In der katholischen Kirche wurden auch die sogenannten deuterokanonischen Bücher (z. B. Judit, Tobit, Weisheit Salomos) anerkannt, die im Judentum und in evangelischen Bibeln fehlen.
Inspiration statt Diktat: Wie man die Bibel verstehen kann
Weder im Judentum noch im Christentum wird die Bibel als „Diktat Gottes“ verstanden. Vielmehr spricht man von Inspiration: Die Schriften wurden von Menschen verfasst – in ihrer jeweiligen Sprache, Zeit und Weltanschauung –, doch unter dem Einfluss des göttlichen Geistes. Das macht die Bibel zu einem menschlich-göttlichen Dokument, das zwischen Himmel und Erde vermittelt.

Abraham, Moses und Jesus im Gebet, geleitet von Mohammed (mittelalterliches persisches Manuskript)
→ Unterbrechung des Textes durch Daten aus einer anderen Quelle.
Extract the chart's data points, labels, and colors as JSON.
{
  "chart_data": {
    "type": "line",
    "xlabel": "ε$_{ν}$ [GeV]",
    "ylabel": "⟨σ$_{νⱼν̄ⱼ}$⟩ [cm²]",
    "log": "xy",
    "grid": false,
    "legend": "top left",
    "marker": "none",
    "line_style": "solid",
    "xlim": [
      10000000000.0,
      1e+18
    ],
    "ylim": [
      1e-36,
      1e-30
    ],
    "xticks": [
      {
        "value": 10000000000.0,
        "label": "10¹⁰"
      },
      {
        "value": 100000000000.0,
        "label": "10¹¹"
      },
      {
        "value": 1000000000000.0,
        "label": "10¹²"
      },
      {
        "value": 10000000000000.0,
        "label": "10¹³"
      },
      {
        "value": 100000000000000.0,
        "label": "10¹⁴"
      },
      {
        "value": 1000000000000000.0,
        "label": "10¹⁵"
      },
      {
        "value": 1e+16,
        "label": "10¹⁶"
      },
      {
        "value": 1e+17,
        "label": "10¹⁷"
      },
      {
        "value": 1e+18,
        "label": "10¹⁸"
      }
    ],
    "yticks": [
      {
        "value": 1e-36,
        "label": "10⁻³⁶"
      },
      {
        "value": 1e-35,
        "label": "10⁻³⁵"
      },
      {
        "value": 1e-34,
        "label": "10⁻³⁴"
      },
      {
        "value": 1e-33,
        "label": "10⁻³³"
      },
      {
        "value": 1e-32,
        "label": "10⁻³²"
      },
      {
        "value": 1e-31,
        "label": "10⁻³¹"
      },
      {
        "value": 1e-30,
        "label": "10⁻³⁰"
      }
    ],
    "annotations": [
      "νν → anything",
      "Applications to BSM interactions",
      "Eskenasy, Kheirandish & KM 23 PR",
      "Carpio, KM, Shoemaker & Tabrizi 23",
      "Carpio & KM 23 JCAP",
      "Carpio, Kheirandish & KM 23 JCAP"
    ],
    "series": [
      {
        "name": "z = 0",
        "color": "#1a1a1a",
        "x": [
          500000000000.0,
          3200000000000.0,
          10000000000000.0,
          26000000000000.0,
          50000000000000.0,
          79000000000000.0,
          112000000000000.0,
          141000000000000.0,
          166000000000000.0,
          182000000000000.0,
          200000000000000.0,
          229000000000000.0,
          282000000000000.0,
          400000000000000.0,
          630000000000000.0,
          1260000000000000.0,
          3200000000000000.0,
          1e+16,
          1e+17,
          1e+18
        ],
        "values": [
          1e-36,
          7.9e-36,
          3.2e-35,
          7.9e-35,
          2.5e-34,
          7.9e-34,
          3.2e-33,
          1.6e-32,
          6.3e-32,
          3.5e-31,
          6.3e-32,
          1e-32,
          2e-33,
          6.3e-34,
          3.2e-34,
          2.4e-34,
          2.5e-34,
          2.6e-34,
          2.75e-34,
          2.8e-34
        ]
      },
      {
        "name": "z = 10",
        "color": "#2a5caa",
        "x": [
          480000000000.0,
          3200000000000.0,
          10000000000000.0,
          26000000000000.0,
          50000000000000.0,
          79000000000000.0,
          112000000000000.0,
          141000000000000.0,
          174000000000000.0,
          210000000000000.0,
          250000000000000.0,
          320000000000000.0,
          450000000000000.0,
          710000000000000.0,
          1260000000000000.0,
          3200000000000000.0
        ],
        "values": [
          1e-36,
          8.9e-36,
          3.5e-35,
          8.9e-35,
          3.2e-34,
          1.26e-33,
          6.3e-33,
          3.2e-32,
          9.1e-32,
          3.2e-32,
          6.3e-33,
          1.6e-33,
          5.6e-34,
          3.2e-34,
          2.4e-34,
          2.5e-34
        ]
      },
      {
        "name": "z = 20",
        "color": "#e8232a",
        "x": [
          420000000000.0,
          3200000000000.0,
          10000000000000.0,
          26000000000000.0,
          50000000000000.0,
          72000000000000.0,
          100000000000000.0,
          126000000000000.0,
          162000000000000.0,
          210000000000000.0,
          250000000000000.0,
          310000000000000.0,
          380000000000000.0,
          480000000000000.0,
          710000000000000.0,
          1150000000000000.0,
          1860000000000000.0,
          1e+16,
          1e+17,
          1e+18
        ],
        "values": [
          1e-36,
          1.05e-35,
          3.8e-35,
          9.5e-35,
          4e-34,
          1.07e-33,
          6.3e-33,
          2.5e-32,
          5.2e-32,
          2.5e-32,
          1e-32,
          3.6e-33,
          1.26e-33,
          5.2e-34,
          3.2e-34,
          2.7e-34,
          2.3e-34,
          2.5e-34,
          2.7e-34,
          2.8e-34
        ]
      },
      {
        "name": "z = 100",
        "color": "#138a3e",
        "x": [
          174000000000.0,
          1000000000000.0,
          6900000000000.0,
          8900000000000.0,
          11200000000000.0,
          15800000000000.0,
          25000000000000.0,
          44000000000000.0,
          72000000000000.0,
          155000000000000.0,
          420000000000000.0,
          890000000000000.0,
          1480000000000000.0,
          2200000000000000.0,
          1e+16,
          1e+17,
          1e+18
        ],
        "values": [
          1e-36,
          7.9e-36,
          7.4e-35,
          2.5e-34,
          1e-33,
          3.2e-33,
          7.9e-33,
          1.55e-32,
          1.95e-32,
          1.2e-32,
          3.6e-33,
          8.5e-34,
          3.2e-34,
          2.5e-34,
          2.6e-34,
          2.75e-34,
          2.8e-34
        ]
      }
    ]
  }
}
Autor/-in unbekannt - The Middle Ages. An Illustrated History by Barbara Hanawalt (Oxford University Press, 1998)
Die Bibel als Spiegel menschlicher und göttlicher Erfahrung
Die Bibel wurde nicht von einer Person, sondern von vielen Menschen über viele Jahrhunderte hinweg geschrieben – von Nomaden, Priestern, Propheten, Königen, Fischern, Missionaren und Mystikern. Ihre Texte spiegeln Erfahrungen von Glaube, Leid, Hoffnung, Gemeinschaft, Rebellion, Umkehr und Erlösung wider. Sie erzählen von einer Menschheit auf der Suche nach Gott – und von einem Gott, der die Menschheit begleitet.
Die Bibel ist damit nicht nur ein historisches Dokument, sondern ein lebendiges Zeugnis geistiger Tiefe. Ihre Vielstimmigkeit ist kein Mangel, sondern ihre Stärke: Sie vereint poetische Schönheit mit prophetischer Schärfe, kultische Regeln mit existenzieller Weisheit. Wer sie liest, begibt sich auf eine Reise durch Zeit und Ewigkeit – und begegnet dabei immer auch sich selbst.